I walk to the other side of the bus lot, and another Chinese woman says, "Taxi?" I say no, and show her the picture above and tell her that I'm trying to get back there to meet my group. She speaks English, and tells me that I'm waaay off. She says, "30 minutes by car, 2 hours walking." She tries to convince me she can take me for $80 RMB, but again, I'm not thinking this is a good idea. I'll wait for my group to miss me. I thank her and wander off to find a squatty potty.
I'm still not panicking, but I did have an "I'm lost in a foreign country" moment at about this point. I try Leonette's cell phone again, and this time (it's after 1 now) she answers. I explain that I'm lost, and that I'm at "bus parking." She puts Leo on the phone. After he asks me where I am, and all I can answer is "bus parking" he asks me to put a real person on the phone. I hand the phone to a woman grilling meat in a stall, and she speaks rapid fire Mandarin to Leo for a couple minutes and hands the phone back to me. Leo tells me to stay put, he'll come find me.
Leo, who, up until this point, had never lost a tourist.

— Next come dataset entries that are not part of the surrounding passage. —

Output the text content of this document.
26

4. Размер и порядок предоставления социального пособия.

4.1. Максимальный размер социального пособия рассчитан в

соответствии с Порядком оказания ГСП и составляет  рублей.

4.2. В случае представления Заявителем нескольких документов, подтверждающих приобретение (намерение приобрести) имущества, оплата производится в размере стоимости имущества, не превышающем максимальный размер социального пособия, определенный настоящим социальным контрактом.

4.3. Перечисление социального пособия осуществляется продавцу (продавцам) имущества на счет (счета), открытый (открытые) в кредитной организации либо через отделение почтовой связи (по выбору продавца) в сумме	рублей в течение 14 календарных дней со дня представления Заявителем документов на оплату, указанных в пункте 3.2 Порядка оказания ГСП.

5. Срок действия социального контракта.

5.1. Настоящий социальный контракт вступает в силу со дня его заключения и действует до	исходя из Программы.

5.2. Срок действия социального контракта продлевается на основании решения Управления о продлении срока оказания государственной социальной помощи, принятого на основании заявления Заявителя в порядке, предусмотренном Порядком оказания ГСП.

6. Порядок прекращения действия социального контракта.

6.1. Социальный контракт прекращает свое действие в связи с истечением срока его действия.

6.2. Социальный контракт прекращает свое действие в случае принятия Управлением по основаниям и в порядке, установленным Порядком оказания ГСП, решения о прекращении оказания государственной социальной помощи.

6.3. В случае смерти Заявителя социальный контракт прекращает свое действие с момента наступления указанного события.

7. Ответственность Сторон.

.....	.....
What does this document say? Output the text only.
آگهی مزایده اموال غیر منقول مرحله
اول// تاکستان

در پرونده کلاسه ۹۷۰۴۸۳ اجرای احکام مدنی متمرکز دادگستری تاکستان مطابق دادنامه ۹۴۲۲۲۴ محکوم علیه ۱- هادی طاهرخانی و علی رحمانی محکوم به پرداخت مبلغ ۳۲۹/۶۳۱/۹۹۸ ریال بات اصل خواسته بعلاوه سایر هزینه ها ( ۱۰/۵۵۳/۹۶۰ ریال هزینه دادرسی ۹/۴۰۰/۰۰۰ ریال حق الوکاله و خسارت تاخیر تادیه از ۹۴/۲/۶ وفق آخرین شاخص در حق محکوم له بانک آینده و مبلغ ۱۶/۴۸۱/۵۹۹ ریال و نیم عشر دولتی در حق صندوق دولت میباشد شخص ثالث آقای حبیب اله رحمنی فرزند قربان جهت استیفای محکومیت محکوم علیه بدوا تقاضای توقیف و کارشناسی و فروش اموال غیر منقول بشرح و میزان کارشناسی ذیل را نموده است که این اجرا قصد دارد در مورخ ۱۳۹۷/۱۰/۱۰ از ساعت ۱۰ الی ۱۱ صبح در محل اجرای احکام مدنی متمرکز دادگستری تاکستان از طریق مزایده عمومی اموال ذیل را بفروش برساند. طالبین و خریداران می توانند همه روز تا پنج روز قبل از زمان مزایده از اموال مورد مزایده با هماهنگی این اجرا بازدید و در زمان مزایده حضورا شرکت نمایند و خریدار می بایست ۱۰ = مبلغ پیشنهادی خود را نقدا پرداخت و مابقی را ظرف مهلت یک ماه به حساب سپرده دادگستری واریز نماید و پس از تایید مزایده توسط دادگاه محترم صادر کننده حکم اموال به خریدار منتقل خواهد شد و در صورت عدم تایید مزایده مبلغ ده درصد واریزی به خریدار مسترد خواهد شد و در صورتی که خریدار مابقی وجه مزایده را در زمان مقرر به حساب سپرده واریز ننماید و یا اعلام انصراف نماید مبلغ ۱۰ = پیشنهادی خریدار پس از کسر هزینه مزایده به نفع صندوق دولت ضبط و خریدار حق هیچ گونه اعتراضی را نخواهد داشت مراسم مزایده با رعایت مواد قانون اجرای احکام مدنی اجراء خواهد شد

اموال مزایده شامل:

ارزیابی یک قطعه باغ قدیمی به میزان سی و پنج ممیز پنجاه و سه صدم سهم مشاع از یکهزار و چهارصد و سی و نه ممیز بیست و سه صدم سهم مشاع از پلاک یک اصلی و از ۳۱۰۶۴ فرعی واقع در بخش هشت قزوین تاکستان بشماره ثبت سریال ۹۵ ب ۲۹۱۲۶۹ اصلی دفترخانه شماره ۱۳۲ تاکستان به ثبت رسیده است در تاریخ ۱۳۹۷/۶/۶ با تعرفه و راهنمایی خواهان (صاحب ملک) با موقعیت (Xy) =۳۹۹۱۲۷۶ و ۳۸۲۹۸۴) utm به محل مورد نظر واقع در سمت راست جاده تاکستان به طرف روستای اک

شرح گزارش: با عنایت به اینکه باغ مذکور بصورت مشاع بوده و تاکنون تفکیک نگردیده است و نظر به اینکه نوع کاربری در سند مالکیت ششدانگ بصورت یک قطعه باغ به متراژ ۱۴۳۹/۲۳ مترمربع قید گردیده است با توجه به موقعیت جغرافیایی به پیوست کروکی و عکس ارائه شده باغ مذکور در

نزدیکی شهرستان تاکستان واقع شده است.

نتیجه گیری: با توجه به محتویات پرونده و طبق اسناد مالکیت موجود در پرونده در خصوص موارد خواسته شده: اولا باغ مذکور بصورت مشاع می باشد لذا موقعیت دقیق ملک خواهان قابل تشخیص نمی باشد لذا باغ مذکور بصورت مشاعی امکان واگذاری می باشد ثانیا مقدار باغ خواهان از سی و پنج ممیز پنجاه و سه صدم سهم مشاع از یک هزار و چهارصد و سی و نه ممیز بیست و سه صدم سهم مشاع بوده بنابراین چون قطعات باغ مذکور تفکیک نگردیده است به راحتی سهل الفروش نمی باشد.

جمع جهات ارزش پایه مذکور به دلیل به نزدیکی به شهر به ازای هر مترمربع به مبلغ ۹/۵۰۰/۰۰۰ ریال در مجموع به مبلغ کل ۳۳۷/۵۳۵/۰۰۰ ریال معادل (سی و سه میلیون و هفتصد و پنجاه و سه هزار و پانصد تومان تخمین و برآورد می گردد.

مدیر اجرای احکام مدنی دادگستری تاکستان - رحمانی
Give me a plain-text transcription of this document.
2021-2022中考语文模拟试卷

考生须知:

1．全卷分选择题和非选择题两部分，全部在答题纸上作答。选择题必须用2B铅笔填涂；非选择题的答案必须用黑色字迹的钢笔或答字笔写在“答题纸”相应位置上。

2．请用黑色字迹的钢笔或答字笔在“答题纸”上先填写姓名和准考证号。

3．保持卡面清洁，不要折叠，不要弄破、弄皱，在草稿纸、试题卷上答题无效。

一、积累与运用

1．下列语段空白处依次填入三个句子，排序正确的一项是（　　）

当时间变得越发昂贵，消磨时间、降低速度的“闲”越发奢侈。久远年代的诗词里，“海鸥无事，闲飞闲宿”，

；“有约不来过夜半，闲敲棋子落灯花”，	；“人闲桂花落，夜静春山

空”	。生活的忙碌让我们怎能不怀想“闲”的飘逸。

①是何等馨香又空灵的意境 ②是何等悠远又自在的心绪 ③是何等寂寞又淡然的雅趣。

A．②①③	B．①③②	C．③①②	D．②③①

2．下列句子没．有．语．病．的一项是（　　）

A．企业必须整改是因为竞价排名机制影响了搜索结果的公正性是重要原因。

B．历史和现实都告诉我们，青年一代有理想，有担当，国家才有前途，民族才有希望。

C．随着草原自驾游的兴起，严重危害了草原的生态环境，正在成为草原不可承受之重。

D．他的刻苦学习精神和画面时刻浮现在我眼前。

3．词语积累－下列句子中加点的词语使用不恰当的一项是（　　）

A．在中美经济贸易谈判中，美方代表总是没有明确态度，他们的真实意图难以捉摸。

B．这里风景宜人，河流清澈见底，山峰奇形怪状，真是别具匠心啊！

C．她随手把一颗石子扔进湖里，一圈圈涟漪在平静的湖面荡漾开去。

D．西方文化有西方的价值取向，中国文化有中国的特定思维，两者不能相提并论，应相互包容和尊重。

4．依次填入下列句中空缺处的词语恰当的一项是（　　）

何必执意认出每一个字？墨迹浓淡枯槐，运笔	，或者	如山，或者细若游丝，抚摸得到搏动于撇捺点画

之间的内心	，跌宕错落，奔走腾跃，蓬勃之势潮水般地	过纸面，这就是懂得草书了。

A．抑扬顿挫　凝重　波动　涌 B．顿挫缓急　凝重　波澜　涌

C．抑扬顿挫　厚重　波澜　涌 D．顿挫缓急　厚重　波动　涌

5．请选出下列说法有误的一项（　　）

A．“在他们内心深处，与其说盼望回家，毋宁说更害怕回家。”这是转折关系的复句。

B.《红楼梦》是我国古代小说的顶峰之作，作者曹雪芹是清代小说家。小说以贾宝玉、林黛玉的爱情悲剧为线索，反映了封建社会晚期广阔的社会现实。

Less than 15 minutes later, Leo walks up and says, "How did you get here?!" So I told him about the sliding cars. He said, "Oh, we tell people not to go on those! Dangerous!" Yeah, well, you didn't tell me. Oops. He says I went down the wrong side of the mountain. We proceed to go through some shops, and up and down some stairs. I'm breathing pretty hard trying to keep up with him, so we stop and sit for a couple of minutes. Then we take off again, down a road (which is closed, so the bus couldn't have come and got me, which was what I had been hoping for), then through a shopping center that went on and on forever it seemed.
I'm gasping for breath, and Leo says, "You like to exercise at home?" I look at him like he's lost his last blessed marble and say, "No." He says, "I didn't think so." Thanks buddy. Thanks a lot.
We finally get close to the bus and they open the windows and start clapping. I was so embarrassed, but relieved that no one seemed annoyed with me. Lunch ended up being horribly late, but I didn't hear anybody complain. I hopped on the bus, and we took off, and of course, people asked where I had been, so I explained the sliding cars, and said, "And I saw bears!" I had to show them on my camera, because of course, none of them had seen bears where they went. One of the group members teased me, saying that I could have had bear pictures on my camera from before the trip, but most people were pretty impressed with my bears.
Turns out, some of our group got to see a camel, which I didn't get to see (photo swiped from our group dropbox).
So, long story short, it is possible to get lost at The Great Wall. I've done it. But I got to see bears!